Também chamadas de bombas cluster, os artefatos se abrem quando são disparados, dispersando centenas de granadas menores que explodem ao entrar em contato com seu alvo. Quando não detonam no impacto, entretanto, tornam-se minas que representam um risco para os civis mesmo depois de terminados os conflitos — localizá-las e retirá-las quando a guerra terminar deverá ser um desafio por si só.

O Reino Unido está entre as 123 nações que assinaram a Convenção das Nações Unidas sobre Bombas de Fragmentação de 2008, assim como a França e a Alemanha. O acordo, na prática, veta todo o uso, produção, transferência e armazenamento de tais armas.

Os EUA, a Rússia e a Ucrânia nunca assinaram o tratado, argumentando que há circunstâncias em que os artefatos devem ser usados, apesar do potencial para graves baixas civis. Segundo o Pentágono, as remessas que irão para a Ucrânia têm um índice de falha de 2,35% ou menos, bem menor que o habitual para a categoria.

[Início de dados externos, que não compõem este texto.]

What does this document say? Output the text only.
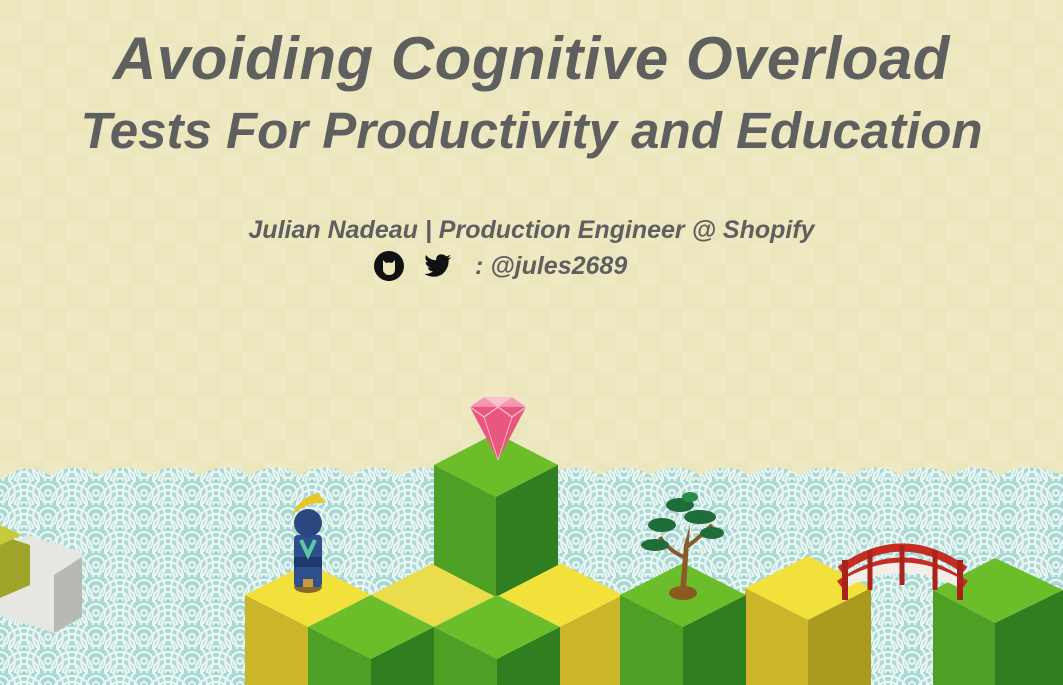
Avoiding Cognitive Overload
Tests For Productivity and Education
Julian Nadeau | Production Engineer @ Shopify
: @jules2689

As bombas contêm granadas mais velhas que, sabe-se, têm uma taxa de erro de 14% ou mais, o que acende o sinal vermelho. Sunak tentou se distanciar da decisão, afirmando que Londres "desencoraja" o uso de tais armas. Os alemães também se recusaram a mandá-las. Há alguns meses, quando um relatório da ONU disse que tais armas estariam sendo usadas pelas russos, Washington havia afirmado que, se verdade, isso seria um "crime de guerra".